Initiatives Décroissantes pour le Climat, c’est le signe de ralliement que se sont donnés les objecteurs de croissance et celles et ceux qui partagent leur projet à l’occasion des mobilisations qui auront lieu en décembre à Paris. Nous n’attendons rien de la COP et de ses fausses solutions : l’objectif officiel des 2 degrés maximum d’augmentation de la température globale étant d’ors et déjà en voie de dépassement, tout accord est de ce fait caduc avant même sa signature.

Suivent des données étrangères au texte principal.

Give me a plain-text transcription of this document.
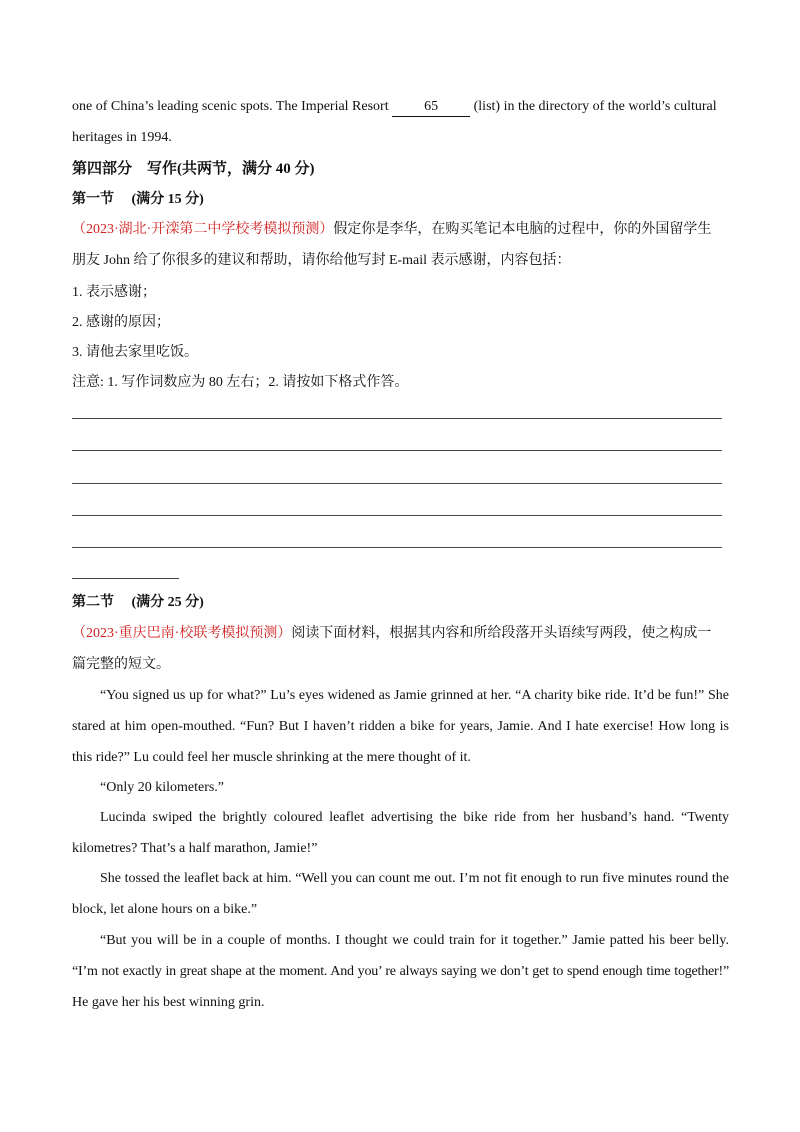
one of China’s leading scenic spots. The Imperial Resort 65 (list) in the directory of the world’s cultural
heritages in 1994.
第四部分　写作(共两节，满分 40 分)
第一节　 (满分 15 分)
（2023·湖北·开滦第二中学校考模拟预测）假定你是李华，在购买笔记本电脑的过程中，你的外国留学生
朋友 John 给了你很多的建议和帮助，请你给他写封 E-mail 表示感谢，内容包括：
1. 表示感谢；
2. 感谢的原因；
3. 请他去家里吃饭。
注意: 1. 写作词数应为 80 左右；2. 请按如下格式作答。
第二节　 (满分 25 分)
（2023·重庆巴南·校联考模拟预测）阅读下面材料，根据其内容和所给段落开头语续写两段，使之构成一
篇完整的短文。
“You signed us up for what?” Lu’s eyes widened as Jamie grinned at her. “A charity bike ride. It’d be fun!” She
stared at him open-mouthed. “Fun? But I haven’t ridden a bike for years, Jamie. And I hate exercise! How long is
this ride?” Lu could feel her muscle shrinking at the mere thought of it.
“Only 20 kilometers.”
Lucinda swiped the brightly coloured leaflet advertising the bike ride from her husband’s hand. “Twenty
kilometres? That’s a half marathon, Jamie!”
She tossed the leaflet back at him. “Well you can count me out. I’m not fit enough to run five minutes round the
block, let alone hours on a bike.”
“But you will be in a couple of months. I thought we could train for it together.” Jamie patted his beer belly.
“I’m not exactly in great shape at the moment. And you’ re always saying we don’t get to spend enough time together!”
He gave her his best winning grin.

Nous attendons tout du moment de la COP, en termes de conscientisation et de construction d’un mouvement mondial visant à en finir avec ce système qui détruit le climat et la vie sur terre comme il opprime les peuples.

Nous participerons au mobilisations programmées par l’ensemble de la société civile, sur la base de nos propres positions : la marche pour le Climat du 29 novembre, l’accueil des marches venant de territoires en lutte de toute l’Europe, les rassemblements qui auront lieu les 5-6 décembre à Montreuil, les actions de masse du 12 décembre.
Nous attachons une importance particulière à l’organisation de l’opposition au salon Solutions 21, vitrine des multinationales destructrices du climat et des institutions à leur service, qui se tiendra au Grand Palais, du moins si nous lui en laissons la possibilité…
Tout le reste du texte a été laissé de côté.